I’ve encountered enough great teachers in my career to know that I can’t “be” them. I can’t simply imitate another teacher’s methods. I’ve tried that before and it doesn’t work. I have to find my own ways of connecting. But I can and do learn from those great teachers, and I’m learning a lot from watching Wettrick’s work. Here are just a few of my takeaways.
- Just do. This is the big one. Don’t wait for perfection – just try things and improve as you go.
- Be transparent. I’ve really appreciated how Wettrick opened a window into his class and let the world see his work. I used to try to keep my blog separate from my actual work life, worrying about what students, colleagues, and administrators would think if they found it. But maybe a bit of transparency and vulnerability is a good thing moving forward.
- Life skills supersede academic skills. I’m not saying that academics are unimportant — but the goal should be to prepare learners for life, not just more academics. Situations where students have to take initiative, problem identify, be creative, etc., can go much further in the long run for preparing for life than just grade-based academia.

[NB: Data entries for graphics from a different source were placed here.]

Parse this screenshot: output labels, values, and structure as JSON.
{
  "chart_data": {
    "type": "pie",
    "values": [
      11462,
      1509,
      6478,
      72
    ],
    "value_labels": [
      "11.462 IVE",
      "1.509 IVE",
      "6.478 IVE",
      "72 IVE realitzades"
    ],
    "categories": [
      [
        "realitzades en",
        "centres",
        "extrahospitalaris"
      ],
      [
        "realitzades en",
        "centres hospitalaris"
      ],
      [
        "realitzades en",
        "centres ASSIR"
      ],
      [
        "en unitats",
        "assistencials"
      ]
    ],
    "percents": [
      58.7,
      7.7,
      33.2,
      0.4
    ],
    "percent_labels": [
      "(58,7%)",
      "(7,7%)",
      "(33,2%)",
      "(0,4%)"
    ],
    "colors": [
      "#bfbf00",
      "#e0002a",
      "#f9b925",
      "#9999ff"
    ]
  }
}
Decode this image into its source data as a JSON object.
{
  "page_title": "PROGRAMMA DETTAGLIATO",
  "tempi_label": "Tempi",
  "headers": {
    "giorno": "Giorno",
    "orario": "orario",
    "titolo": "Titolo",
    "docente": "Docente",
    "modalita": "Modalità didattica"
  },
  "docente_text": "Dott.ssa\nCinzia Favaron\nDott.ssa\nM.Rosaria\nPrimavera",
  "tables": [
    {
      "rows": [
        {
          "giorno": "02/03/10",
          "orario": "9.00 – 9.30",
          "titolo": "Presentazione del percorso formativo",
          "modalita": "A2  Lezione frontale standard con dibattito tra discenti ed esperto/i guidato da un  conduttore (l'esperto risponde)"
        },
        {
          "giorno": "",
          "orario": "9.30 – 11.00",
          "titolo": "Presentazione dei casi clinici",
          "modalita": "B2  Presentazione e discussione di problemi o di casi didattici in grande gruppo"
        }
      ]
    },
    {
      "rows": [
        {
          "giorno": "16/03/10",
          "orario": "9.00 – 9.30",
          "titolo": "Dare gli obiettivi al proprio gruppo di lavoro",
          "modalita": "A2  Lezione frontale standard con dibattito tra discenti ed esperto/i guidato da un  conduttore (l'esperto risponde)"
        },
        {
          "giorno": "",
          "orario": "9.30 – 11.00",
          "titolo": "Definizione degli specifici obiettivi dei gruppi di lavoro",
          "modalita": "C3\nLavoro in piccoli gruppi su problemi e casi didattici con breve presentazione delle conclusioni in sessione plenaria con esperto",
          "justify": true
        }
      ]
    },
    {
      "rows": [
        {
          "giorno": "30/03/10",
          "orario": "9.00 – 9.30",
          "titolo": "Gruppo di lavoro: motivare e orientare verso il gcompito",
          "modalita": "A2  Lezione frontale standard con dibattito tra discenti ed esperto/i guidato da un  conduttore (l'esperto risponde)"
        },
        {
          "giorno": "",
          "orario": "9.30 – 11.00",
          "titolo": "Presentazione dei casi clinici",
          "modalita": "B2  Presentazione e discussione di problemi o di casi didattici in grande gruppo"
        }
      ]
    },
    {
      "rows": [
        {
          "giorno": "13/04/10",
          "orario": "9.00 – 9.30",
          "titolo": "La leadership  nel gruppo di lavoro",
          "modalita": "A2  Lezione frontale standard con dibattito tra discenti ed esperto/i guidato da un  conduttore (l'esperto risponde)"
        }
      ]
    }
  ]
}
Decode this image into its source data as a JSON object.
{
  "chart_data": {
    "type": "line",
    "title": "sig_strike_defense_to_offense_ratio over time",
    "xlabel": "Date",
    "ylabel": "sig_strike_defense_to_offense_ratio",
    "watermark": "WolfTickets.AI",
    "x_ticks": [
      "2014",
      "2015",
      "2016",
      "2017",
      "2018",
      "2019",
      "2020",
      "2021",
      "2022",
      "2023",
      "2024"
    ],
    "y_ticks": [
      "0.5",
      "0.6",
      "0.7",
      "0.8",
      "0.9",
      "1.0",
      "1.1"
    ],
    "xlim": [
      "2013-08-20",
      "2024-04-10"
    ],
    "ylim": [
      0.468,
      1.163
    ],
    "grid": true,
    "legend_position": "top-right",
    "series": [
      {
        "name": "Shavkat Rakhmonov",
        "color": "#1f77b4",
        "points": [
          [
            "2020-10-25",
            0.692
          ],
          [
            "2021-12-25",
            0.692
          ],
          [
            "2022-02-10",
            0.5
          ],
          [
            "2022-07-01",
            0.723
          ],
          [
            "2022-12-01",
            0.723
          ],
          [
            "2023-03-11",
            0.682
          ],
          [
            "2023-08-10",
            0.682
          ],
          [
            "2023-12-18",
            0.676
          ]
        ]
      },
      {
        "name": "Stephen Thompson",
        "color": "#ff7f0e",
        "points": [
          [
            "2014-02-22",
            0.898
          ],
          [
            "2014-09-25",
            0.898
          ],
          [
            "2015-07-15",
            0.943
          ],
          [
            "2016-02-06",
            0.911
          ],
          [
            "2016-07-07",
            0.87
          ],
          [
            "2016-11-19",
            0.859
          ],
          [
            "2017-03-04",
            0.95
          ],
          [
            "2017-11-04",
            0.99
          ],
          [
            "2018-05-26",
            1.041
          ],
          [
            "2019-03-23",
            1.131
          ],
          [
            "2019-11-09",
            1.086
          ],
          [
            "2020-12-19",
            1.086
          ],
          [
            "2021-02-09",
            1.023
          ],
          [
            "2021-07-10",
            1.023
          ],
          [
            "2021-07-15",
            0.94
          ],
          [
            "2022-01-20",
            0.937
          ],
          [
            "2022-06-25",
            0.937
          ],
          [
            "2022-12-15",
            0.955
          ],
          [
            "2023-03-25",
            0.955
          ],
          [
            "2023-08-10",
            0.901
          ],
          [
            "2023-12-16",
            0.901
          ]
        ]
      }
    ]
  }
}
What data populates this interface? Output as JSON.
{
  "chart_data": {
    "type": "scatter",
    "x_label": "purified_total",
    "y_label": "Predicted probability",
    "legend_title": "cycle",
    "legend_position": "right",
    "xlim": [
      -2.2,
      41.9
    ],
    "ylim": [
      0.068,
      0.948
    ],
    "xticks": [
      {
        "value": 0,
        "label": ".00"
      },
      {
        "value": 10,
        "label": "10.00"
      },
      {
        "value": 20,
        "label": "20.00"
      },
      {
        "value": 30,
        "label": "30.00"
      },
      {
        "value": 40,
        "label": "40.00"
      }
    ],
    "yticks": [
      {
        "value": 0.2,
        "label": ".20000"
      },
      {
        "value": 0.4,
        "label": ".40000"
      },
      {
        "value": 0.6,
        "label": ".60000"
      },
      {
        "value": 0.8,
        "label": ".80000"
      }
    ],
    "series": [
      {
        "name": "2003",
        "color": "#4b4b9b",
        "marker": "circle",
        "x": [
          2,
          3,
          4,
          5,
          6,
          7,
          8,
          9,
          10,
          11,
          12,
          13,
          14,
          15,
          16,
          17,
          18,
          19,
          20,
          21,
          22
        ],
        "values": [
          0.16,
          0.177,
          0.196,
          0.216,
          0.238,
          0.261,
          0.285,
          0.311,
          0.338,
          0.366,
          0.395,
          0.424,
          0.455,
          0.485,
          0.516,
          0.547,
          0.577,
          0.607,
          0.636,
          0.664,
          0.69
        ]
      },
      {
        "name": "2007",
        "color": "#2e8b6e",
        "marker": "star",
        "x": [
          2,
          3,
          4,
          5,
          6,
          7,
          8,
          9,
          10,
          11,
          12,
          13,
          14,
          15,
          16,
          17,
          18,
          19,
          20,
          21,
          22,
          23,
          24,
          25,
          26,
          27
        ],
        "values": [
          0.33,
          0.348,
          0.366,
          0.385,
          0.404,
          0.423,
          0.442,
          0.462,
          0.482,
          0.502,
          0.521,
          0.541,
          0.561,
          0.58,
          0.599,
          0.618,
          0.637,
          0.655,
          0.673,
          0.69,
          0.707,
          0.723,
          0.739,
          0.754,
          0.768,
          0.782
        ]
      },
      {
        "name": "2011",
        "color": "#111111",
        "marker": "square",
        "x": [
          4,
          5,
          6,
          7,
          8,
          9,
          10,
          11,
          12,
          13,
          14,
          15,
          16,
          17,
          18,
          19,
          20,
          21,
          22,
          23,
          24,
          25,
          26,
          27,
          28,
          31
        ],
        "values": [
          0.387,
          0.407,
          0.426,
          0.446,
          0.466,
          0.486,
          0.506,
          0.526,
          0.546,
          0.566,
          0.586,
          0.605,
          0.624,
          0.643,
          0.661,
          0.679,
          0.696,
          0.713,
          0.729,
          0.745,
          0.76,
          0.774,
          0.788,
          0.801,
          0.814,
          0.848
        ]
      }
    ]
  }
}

- Passions matter – but so does bringing value to others. Help kids learn that they’ll go so much farther in life if they can see how helping others is beneficial for everyone, themselves included.
- Foster failure. I think this is my favorite. It doesn’t mean to shoot kids down or crush their dreams – but put them in a position to fail quickly, and then help them learn from it! Failure is a fact of life. It doesn’t go away just because it’s uncomfortable. So help kids encounter failure in a safe environment. And then help them pick themselves back up and move on.
I could probably go on, but I think it’s best just to leave it at that and let you explore more for yourself if you want. If any of this has piqued your interest, check out his StartEdUp podcast, the StartEdUp facebook group, twitter (@DonWettrick), or the StartEdUp Innovation website.
I don’t know where this going for me. I think there are a few more twists and turns in store for my career that I still can’t see yet, and I’m still wondering where I’ll land when the dust settles. But now this year will forever be on my resume and part of my story, and it’s crazy to think where that might take me.